Roger Mcnamee does not believe that innovation is petering down or that opportuntity for innovation are coming down. He writes, the rate of technology innovation remains fairly constant. What changes is the scale of the markets enabled by that innovation. We are still emerging from the post-Y2K nuclear winter of technology spending by enterprises, and the most compelling recent tech products have targeted consumers. Several of these came from established companies (e.g., iPod, Motorola RAZR), which contributes to the worries about the opportunity for start-ups while pointing to a few of the business opportunities on his radar.
A few major themes that entrepreneurs can leverage:
- Time: No one has enough of time. Saving it and making the most of it are key drivers of consumer purchases today. Google and Blackberry save time. Portable music, DVD, and game players enable higher quality activities in limited time.
- Full Duplex Automation: Most services on the web are automated on the provider side, but require lots of effort by the end user. Sservices that are automated at BOTH ends: full duplex automation like MyYahoo and TiVO.
- Universal authoring: It’s astonishing how many devices exist today that enable consumers to create content. The tools for managing that content are still pretty lame. Some potential innovations list :
- Digital safekeeping: Right model for personal back up and how do your make it automatic?
- Full Duplex Search: Programmed watchdog search application notifying of interested developments(this is availble in its prliminary form now)
- BitTorrent client for the rest of us: a product that provides TiVO-plus functionality for digital downloads over the internet . . . full duplex automation.
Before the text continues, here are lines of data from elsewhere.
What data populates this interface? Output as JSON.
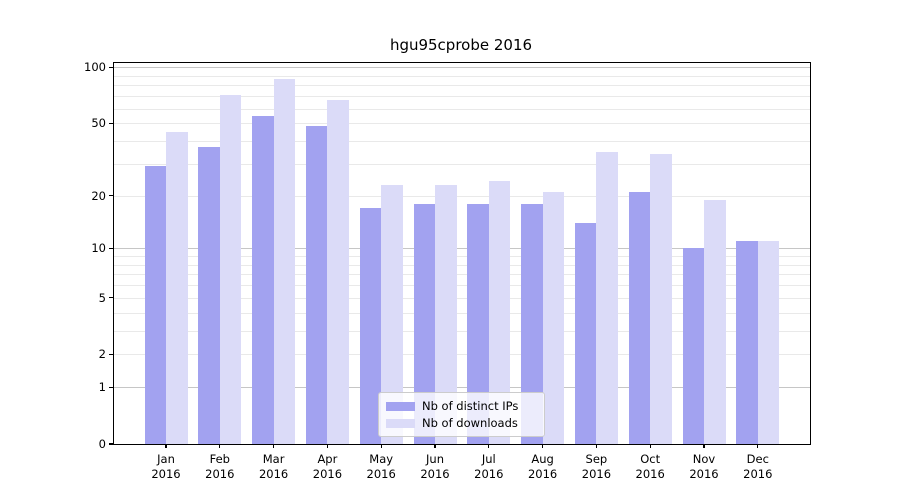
{
  "chart_data": {
    "type": "bar",
    "title": "hgu95cprobe 2016",
    "year_label": "2016",
    "categories": [
      "Jan",
      "Feb",
      "Mar",
      "Apr",
      "May",
      "Jun",
      "Jul",
      "Aug",
      "Sep",
      "Oct",
      "Nov",
      "Dec"
    ],
    "series": [
      {
        "key": "distinct-ips",
        "name": "Nb of distinct IPs",
        "color": "#a2a2f0",
        "values": [
          29,
          37,
          55,
          48,
          17,
          18,
          18,
          18,
          14,
          21,
          10,
          11
        ]
      },
      {
        "key": "downloads",
        "name": "Nb of downloads",
        "color": "#dbdbf8",
        "values": [
          45,
          71,
          87,
          67,
          23,
          23,
          24,
          21,
          35,
          34,
          19,
          11
        ]
      }
    ],
    "yscale": "log1p",
    "ylim": [
      0,
      107
    ],
    "y_tick_values": [
      100,
      50,
      20,
      10,
      5,
      2,
      1,
      0
    ],
    "y_major_gridlines": [
      1,
      10,
      100
    ],
    "y_minor_gridlines": [
      2,
      3,
      4,
      5,
      6,
      7,
      8,
      9,
      20,
      30,
      40,
      50,
      60,
      70,
      80,
      90
    ],
    "grid": true,
    "legend_position": "lower center",
    "colors": {
      "axis": "#000000",
      "background": "#ffffff",
      "major_grid": "#c6c6c6",
      "minor_grid": "#e9e9e9"
    }
  }
}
While covering Bart Stuck and Michael Weingarten,of signal Lake Managament's interesting insights into VC funding and innovation, I wrote, While I am not an expert in this arena,I think the analysis looks good but somehow I am not able to delink VC and innovation - I think probably its the case that innovation seeded in one entity travels across - as ideas, components, people moving across enterprises and if cumulative innovation appears low in number then it is to be seen as an indicator of larger malaise and not neccessarily link it to venture cap funding. We also need to look at innovation output ratio from small companies without VC backing.I have seen so called promising - mass popular innovative companies listed and run on corporate lines also doing as bad - so I think we may need to look at extending our review horizon hoping the flowers would bloom with passing time. The internal funding mechanisms of VC may need to be structurally changed to reflect the increase in wait time and facilitate the expectations on returns to settle down at reasonable levels. But in anycase the linkages between VC & Startup funding need to be strengthened and not otherwise.